In context of the climate debate, this would imply a clear division of labor between advocacy groups (on both sides) and actual climate science.  Instead, we see many climate scientists behaving as policy advocates, with all the attendant biases.
I would like to argue here that we need a division of labor on climate science, along the lines of what was discussed in  Pasteur’s Quadrant.
If a scientist is in Bohr’s quadrant (e.g. philosophers, physics doing discovery research), industry funding is unlikely and advocacy/political activism is likely to be a far stretch from being directly related to your expertise.  For example, there is a core group of environmental activists in the American Physical Society, although it does not seem that any of these individuals does research that is directly relevant to environmental issues.

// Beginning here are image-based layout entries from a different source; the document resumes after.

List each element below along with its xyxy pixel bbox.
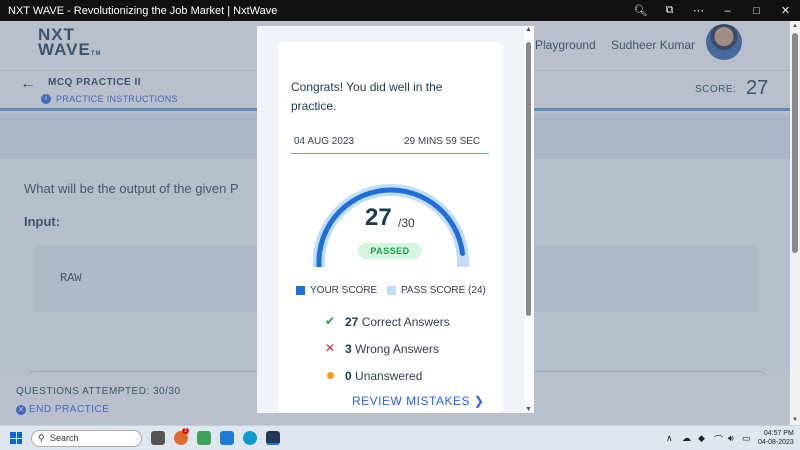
clock-time: 04:57 PM: [763, 430, 794, 437]
window-title: NXT WAVE - Revolutionizing the Job Marke…: [8, 4, 278, 17]
maximize-icon[interactable]: □: [742, 0, 771, 21]
edge-icon[interactable]: [243, 431, 257, 445]
battery-icon[interactable]: ▭: [742, 433, 751, 444]
result-score: 27: [365, 204, 392, 231]
practice-duration: 29 MINS 59 SEC: [404, 136, 481, 147]
store-icon[interactable]: [197, 431, 211, 445]
congrats-message: Congrats! You did well in the practice.: [291, 80, 443, 113]
pass-score-legend-swatch: [387, 286, 396, 295]
more-icon[interactable]: ⋯: [684, 0, 713, 21]
result-total: /30: [398, 216, 415, 230]
result-card: Congrats! You did well in the practice. …: [278, 42, 503, 413]
passed-badge: PASSED: [358, 243, 422, 259]
shield-icon[interactable]: ◆: [698, 433, 705, 444]
clock-date: 04-08-2023: [758, 439, 794, 446]
window-titlebar: NXT WAVE - Revolutionizing the Job Marke…: [0, 0, 800, 21]
divider: [291, 153, 489, 154]
volume-icon[interactable]: 🔊︎: [728, 433, 734, 444]
chevron-right-icon: ❯: [473, 394, 485, 408]
modal-scrollbar[interactable]: ▲ ▼: [524, 26, 534, 413]
your-score-legend-swatch: [296, 286, 305, 295]
page-scrollbar-thumb[interactable]: [792, 33, 798, 253]
search-placeholder: Search: [50, 433, 79, 443]
minimize-icon[interactable]: –: [713, 0, 742, 21]
your-score-legend: YOUR SCORE: [310, 285, 378, 296]
page-scrollbar[interactable]: ▲ ▼: [790, 21, 800, 425]
windows-start-icon[interactable]: [10, 432, 22, 444]
task-view-icon[interactable]: [151, 431, 165, 445]
pass-score-legend: PASS SCORE (24): [401, 285, 486, 296]
scroll-up-icon[interactable]: ▲: [792, 23, 798, 29]
correct-answers: 27 Correct Answers: [345, 315, 450, 329]
nxtwave-app-icon[interactable]: [266, 431, 280, 445]
review-mistakes-label: REVIEW MISTAKES: [352, 394, 470, 408]
chevron-up-icon[interactable]: ∧: [666, 433, 673, 444]
wifi-icon[interactable]: ⌒: [714, 433, 723, 446]
scroll-down-icon[interactable]: ▼: [525, 406, 532, 413]
review-mistakes-button[interactable]: REVIEW MISTAKES ❯: [352, 394, 484, 408]
windows-taskbar: ⚲ Search 1 ∧ ☁ ◆ ⌒ 🔊︎ ▭ 04:57 PM 04-08-2…: [0, 425, 800, 450]
close-icon[interactable]: ✕: [771, 0, 800, 21]
dot-icon: [323, 368, 337, 382]
taskbar-clock[interactable]: 04:57 PM 04-08-2023: [758, 429, 794, 447]
scroll-down-icon[interactable]: ▼: [792, 417, 798, 423]
wrong-answers: 3 Wrong Answers: [345, 342, 439, 356]
scroll-up-icon[interactable]: ▲: [525, 26, 532, 33]
check-icon: ✔: [324, 314, 336, 328]
cross-icon: ✕: [324, 341, 336, 355]
tabs-icon[interactable]: ⧉: [655, 0, 684, 21]
modal-scrollbar-thumb[interactable]: [526, 42, 531, 316]
notification-badge: 1: [182, 428, 190, 434]
unanswered: 0 Unanswered: [345, 369, 423, 383]
taskbar-search[interactable]: ⚲ Search: [31, 430, 142, 447]
zoom-icon[interactable]: 🔍︎: [626, 0, 655, 21]
search-icon: ⚲: [38, 433, 45, 443]
cloud-icon[interactable]: ☁: [682, 433, 691, 444]
result-modal: Congrats! You did well in the practice. …: [257, 26, 534, 413]
practice-date: 04 AUG 2023: [294, 136, 355, 147]
explorer-icon[interactable]: [220, 431, 234, 445]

If a scientist is in Edison’s quadrant, their research is defined in context of there being a stakeholder on the other end of their research (e.g. industry or government).  Industry funding makes total sense here, and applied research in this quadrant is evaluated and filtered with this in mind.  We should stop giving grief about this to scientists like Kevin Folta and Andrew Kniss.
Pasteur’s quadrant is the most complex, and this is the one most relevant to much of climate science.  Broad government priorities supply nearly all of the funding, and the government has specific policy priorities behind much of this funding.  There is no clear imperative for either industry funding or stakeholder engagement in this quadrant, and it is rather surprising when there is industry funding in this quadrant (e.g. Willie Soon).  The issue then becomes policy advocacy by scientists working in this quadrant, and I would say that all of the concerns raised by Vossen are very valid concerns for climate scientists working in Pasteur’s quadrant.
In my own case, I have ‘feet’ in all three quadrants:  my textbook Thermodynamics, Kinetics and Microphysics of Clouds sits squarely in Bohr’s quadrant; most of my climate research in Pasteur’s quadrant; and my forecasting work for CFAN is in Edison’s quadrant.  I suspect in the climate field this is not common for individual scientists.  Inferring that industry funding that I receive for applied work in Edison’s quadrant influences my more fundamental research in the other quadrants is just a really invalid inference.
All scientists, as human beings, have biases.  It is our job as scientists (working in Bohr and Pasteur quadrants) to minimize our biases and avoid overt partisanship related to our area of expertise.  The ‘in group’ bias is a very serious one; this is reinforced by the advocacy positions taken by professional societies and the notable advocacy statements by Marcia McNutt (Chief Editor of Science and soon to be President of the National Academy of Sciences).